Frontier Communications Corp. has put an end to its string of four consecutive quarters of year-over-year profit declines.
The company Tuesday reported third-quarter net income of $67 million, or 7 cents a share, up from $20.4 million, or 2 cents a share, during a year ago.
The earnings met analysts’ expectations.
Frontier logged revenues of $1.25 billion, down 3 percent from a year ago and slightly below analysts’ expectations of $1.26 billion. The company attributed the decline in revenues to a decrease in its number of residential and business customers, as well as switched access revenue.
As of Sept. 30, Frontier had 2.9 million residential customers, compared with nearly 3.2 million a year ago. It had slightly more than 290,000 business customers, compared with nearly 320,000 in 2011.
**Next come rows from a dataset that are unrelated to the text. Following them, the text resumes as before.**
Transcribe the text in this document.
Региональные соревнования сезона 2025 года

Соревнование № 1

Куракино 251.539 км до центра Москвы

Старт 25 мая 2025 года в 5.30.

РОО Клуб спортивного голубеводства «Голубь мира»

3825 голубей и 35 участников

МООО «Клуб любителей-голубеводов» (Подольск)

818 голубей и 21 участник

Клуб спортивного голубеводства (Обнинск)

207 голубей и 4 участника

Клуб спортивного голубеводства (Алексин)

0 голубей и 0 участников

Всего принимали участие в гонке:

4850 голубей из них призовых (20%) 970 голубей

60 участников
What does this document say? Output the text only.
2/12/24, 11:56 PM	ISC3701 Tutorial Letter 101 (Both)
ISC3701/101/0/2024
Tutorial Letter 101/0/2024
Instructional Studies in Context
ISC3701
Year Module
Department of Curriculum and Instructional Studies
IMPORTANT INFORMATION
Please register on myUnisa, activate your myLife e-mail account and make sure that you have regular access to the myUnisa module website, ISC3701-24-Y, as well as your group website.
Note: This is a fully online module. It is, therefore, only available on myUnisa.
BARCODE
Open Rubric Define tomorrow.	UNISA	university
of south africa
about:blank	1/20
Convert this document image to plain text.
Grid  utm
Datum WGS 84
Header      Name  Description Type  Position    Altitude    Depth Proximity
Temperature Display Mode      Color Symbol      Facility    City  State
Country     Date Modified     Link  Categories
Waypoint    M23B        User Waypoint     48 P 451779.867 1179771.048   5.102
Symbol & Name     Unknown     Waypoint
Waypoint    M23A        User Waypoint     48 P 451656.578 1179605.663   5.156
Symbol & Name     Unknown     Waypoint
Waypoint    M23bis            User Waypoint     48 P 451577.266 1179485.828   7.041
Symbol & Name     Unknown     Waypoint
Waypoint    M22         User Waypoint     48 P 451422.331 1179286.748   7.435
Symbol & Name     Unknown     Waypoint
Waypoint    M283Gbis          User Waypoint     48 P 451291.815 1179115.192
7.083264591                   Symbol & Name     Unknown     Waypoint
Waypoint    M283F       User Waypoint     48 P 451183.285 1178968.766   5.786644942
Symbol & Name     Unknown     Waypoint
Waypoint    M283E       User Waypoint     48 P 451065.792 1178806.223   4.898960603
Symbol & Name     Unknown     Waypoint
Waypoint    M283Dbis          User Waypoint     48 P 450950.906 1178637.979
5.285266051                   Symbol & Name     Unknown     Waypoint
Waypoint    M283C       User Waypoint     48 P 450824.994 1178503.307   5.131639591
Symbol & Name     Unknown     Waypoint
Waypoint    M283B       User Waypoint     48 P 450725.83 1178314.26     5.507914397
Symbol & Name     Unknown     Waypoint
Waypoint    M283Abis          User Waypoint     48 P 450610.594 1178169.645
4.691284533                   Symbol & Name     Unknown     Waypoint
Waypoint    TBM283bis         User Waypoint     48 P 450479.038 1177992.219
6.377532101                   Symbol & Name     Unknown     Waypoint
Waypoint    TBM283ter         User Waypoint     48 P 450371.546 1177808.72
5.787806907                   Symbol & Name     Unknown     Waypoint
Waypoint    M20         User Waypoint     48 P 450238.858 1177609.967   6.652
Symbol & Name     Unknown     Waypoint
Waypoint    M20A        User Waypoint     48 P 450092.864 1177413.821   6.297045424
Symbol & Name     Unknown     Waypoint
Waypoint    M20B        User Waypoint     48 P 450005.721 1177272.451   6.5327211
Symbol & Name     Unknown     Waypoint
Frontier’s operating expenses fell 12 percent during the quarter, helping its operating margin increase from 14 percent to 22 percent.
“Frontier had a milestone third quarter, with the best revenue and customer metrics since the closing of our July 2010 acquisition,” said Maggie Wilderotter, chairman and CEO, in a statement.
For the full year, the company expects free cash flow, excluding integration costs and integration capital expenditures, of $900 million to $1 billion.
Frontier shares (NasdaqGS: FTR) Tuesday at 3:30 were trading at $4.46, down 18 cents, or nearly 4 percent, from Monday’s close.